The Living Dead #2

Grade…well, if the college were still going I guess I’d be Grade 14.

A zombie is not a reanimated corpse. This was never a Night of the Living Dead scenario. The word zombie isn’t even right—a zombie is something a voudoun priest makes, to obey his will. That has nothing to do with the price of coffee in Augusta. My dad didn’t die. His skin ruptured and he got boils and he started snorting instead of talking and bleeding out of his eyes and lunging at Mr. Almeida next door with his fingernails out, but he didn’t die. If he didn’t die, he’s not a corpse. QED, Channel 3.

A zombie is not a cannibal. This is kind of complicated: Channel 3 says they’re not human, which is why you can’t get arrested for killing one. So if they eat us, it wouldn’t be cannibalism anyway, just, you know, lunch. Like if I ate a dog. Not what you expect from a nice American girl, but not cannibalism. But also, zombies don’t just eat humans. If that were true, I’d have been dinner and they’d have been dead long before now, because, as I said, Augusta is pretty empty of anything resembling bright eyed and bushy tailed. They eat animals, they eat old meat in any freezer they can get open, they eat energy bars if that’s what they find. Anything. Once I saw a woman—I didn’t know her—on her hands and knees down by the river bank, clawing up the mud and eating it, smearing it on her bleeding breasts, staring up at the sky, her jaw wagging uselessly.

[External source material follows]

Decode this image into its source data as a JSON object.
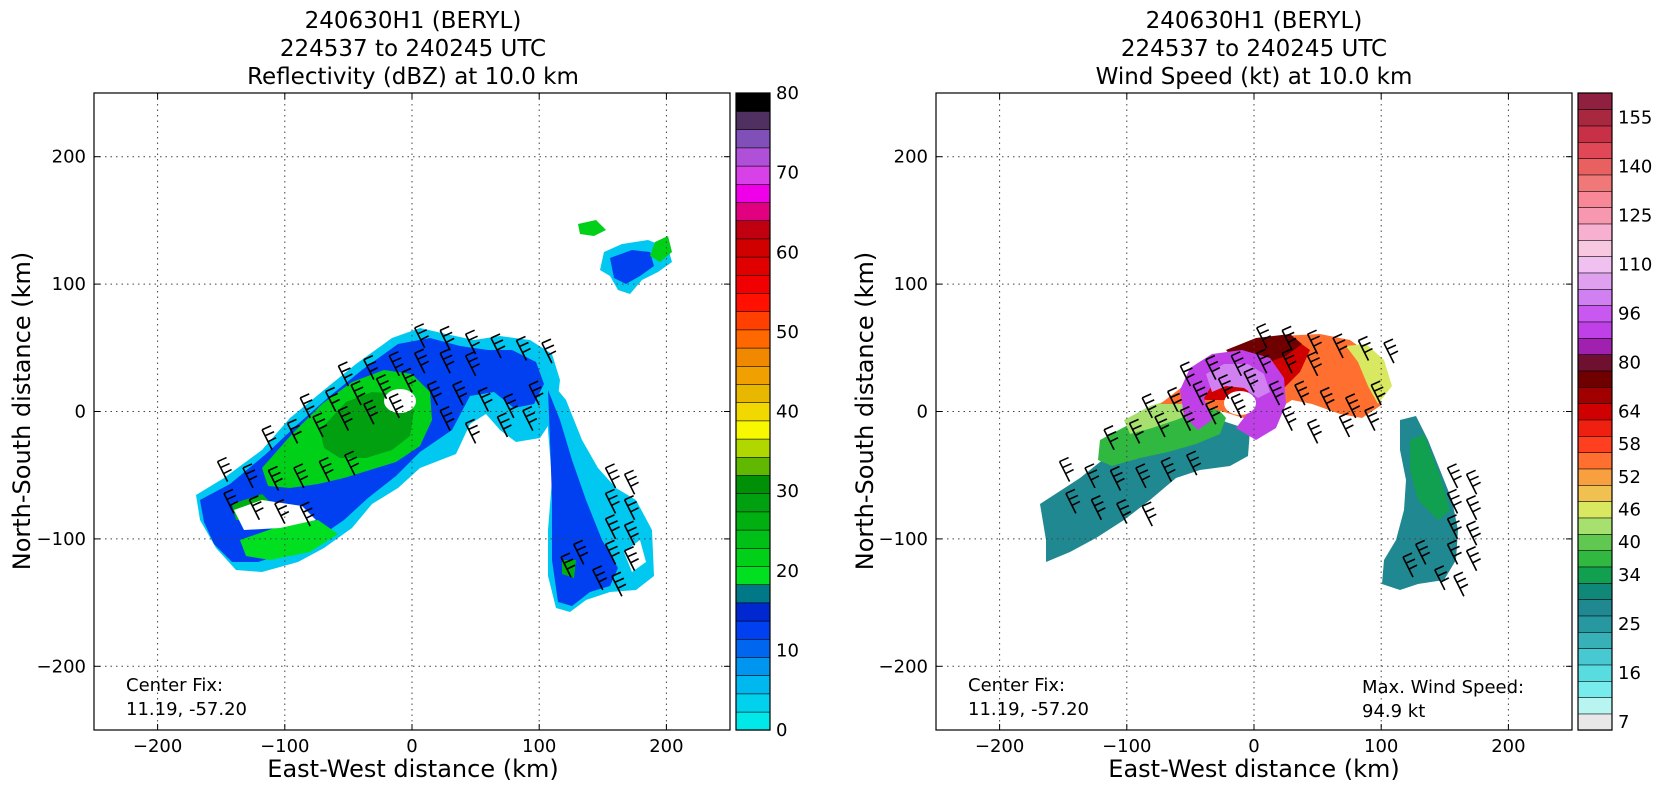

A zombie is not mindless. Channel 3 would have a fit if they heard me say that. It’s dogma—zombies are slow and stupid. Well, I saw plenty of people slower and stupider than a zombie in the old days. I worked next to the state capitol, after all. Sometimes I think the only difference is that they’re ugly. The world was always full of drooling morons who only wanted me for my body. Anyway, some are fast and some are slow. If the girl was a jogger before, she’s probably pretty spry now. If the guy never moved but to change the channel, he’s not gonna catch you any time soon. And my father still knows my name. I can’t be sure but I think it’s only that they can’t talk. Their tongues swell up and their throats expand—all of them. One of the early warning signs is slurred speech. They might be as smart as they ever were—see jogging—but they can’t communicate except by screaming. I’d scream, too, if I were bleeding from my ears and my skin were melting off.

Zombies will not kill anything that moves. My dad hasn’t bitten me. He could have, plenty of times. They’re not harmless. I’ve had to get good at running and I have six locks on every door of the house. Even my bedroom, because my father can’t be trusted. He hits me, still. His fist leaves a smear of blood and pus and something darker, purpler, on my face. But he doesn’t bite me. At first, he barked and went for my neck at least once a day. But I’m faster. I’m always faster. He doesn’t even try anymore. Sometimes he just stands in the living room, drool pooling in the side of his mouth till it falls out, and he looks at me like he remembers that strange night when he bit me before, and he’s still ashamed. I laugh, and he almost smiles. He shambles back down the hall and starts peeling off the wallpaper, shoving it into his mouth in long pink strips like skin.





There’s something else I know. It’s hard to talk about, because I don’t understand it. I don’t understand it because I’m not a zombie. It’s like a secret society, and I’m on the outside. I can watch what they do, but I don’t know the code. I couldn’t tell Channel 3 about this, even if they came to town with all their cameras and sat me in a plush chair like one of their endless Rockette-line of doctors. What makes you think they have intelligence, Miss Zielinski? And I would tell them about my father saying my name, but not about the river. No one would believe me. After all, it’s never happened anywhere else. And I have an idea about that, too. Because people in Manhattan are pretty up on their zombie-killing tactics, and god help a zombie in Texas if he should ever be so unfortunate as to encounter a human. But here there’s nothing left. No one to kill them. They own this town, and they’re learning how to live in it, just like anyone does. Maybe Augusta always belonged to them and James Purington and the Dead River Company. All hail the oozing, pestilent kings and queens of the apocalypse.